Last year I had the 28,182nd best time at about 75 minutes. That puts me near the median, if not the average of the 55,000 runners.
Only a little more than 12,000 of the 55,000 runners finished the 2009 Peachtree in under an hour. So it seems like I’ve moved slightly above the average category if I can finish the Peachtree in less than 60 minutes. I won’t be within sniffing distance of elite, so I’m not sure what that makes me. Extra-average?
I’ve had ups and downs during recent training as I’ve tried to maintain at least a 10-minute mile pace and add distance at the same time. Two weeks ago I kept a steady pace over four miles and I felt I was where I needed to be – and ready to add another mile.
But during my most recent runs my legs felt like they were full of lead. Tuesday morning I logged a three-mile run under 30 minutes, but it seemed to take a lot more effort than the four milers the week before.

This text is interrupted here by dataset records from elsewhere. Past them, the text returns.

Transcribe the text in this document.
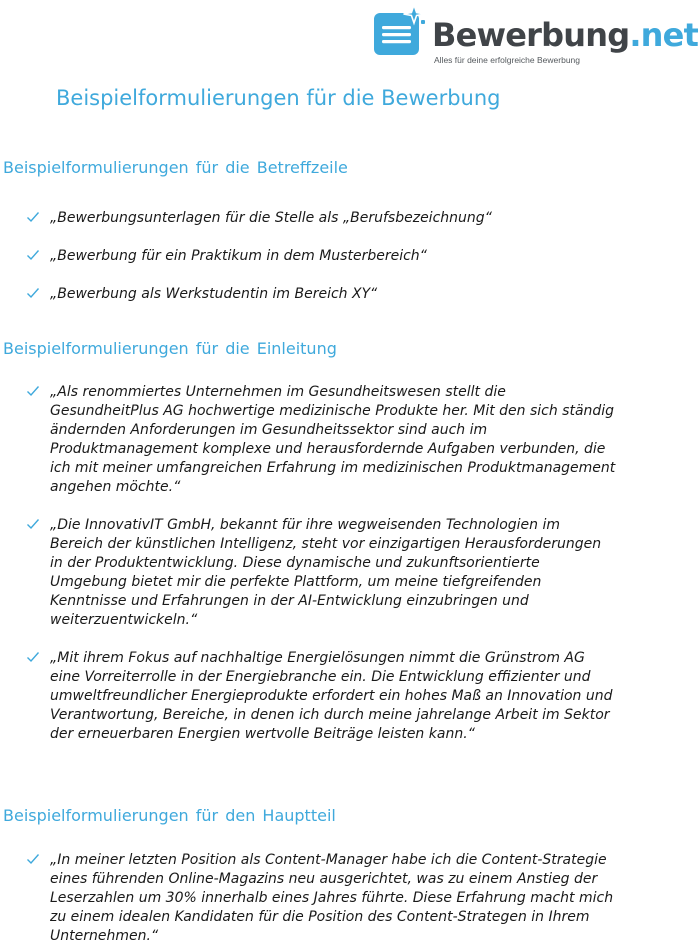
Bewerbung.net
Alles für deine erfolgreiche Bewerbung
Beispielformulierungen für die Bewerbung
Beispielformulierungen für die Betreffzeile

„Bewerbungsunterlagen für die Stelle als „Berufsbezeichnung“

„Bewerbung für ein Praktikum in dem Musterbereich“

„Bewerbung als Werkstudentin im Bereich XY“

Beispielformulierungen für die Einleitung

„Als renommiertes Unternehmen im Gesundheitswesen stellt die GesundheitPlus AG hochwertige medizinische Produkte her. Mit den sich ständig ändernden Anforderungen im Gesundheitssektor sind auch im Produktmanagement komplexe und herausfordernde Aufgaben verbunden, die ich mit meiner umfangreichen Erfahrung im medizinischen Produktmanagement angehen möchte.“

„Die InnovativIT GmbH, bekannt für ihre wegweisenden Technologien im Bereich der künstlichen Intelligenz, steht vor einzigartigen Herausforderungen in der Produktentwicklung. Diese dynamische und zukunftsorientierte Umgebung bietet mir die perfekte Plattform, um meine tiefgreifenden Kenntnisse und Erfahrungen in der AI-Entwicklung einzubringen und weiterzuentwickeln.“

„Mit ihrem Fokus auf nachhaltige Energielösungen nimmt die Grünstrom AG eine Vorreiterrolle in der Energiebranche ein. Die Entwicklung effizienter und umweltfreundlicher Energieprodukte erfordert ein hohes Maß an Innovation und Verantwortung, Bereiche, in denen ich durch meine jahrelange Arbeit im Sektor der erneuerbaren Energien wertvolle Beiträge leisten kann.“

Beispielformulierungen für den Hauptteil

„In meiner letzten Position als Content-Manager habe ich die Content-Strategie eines führenden Online-Magazins neu ausgerichtet, was zu einem Anstieg der Leserzahlen um 30% innerhalb eines Jahres führte. Diese Erfahrung macht mich zu einem idealen Kandidaten für die Position des Content-Strategen in Ihrem Unternehmen.“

I mentioned this to a runner friend at work later that day and he asked me what kinds of stretches I was doing. Average runner guy habits die hard. My answer was I don’t do stretches. He said that could be part of my problem and he proceeded to describe a few stretches I should do and emphasized the importance of holding one for 30 seconds or so.
And he asked me if I was loading up on carbohydrates. I’ve usually made a point of having spaghetti the night before the race, but I always thought that was more ritual than legitimate physiological preparation. But my runner friend said I should eat pasta (with gusto, like the ladies in the photo) the night before a training run and my leg muscles will work as if they are propelling a powerful tiger.
I’m going to give the pasta and stretching a try. There isn’t much time left to increase my speed, so I hope this
crackpot scheme works.
Are there other things I can try to deal with heavy leg syndrome? Discuss and be prepared to defend your answer.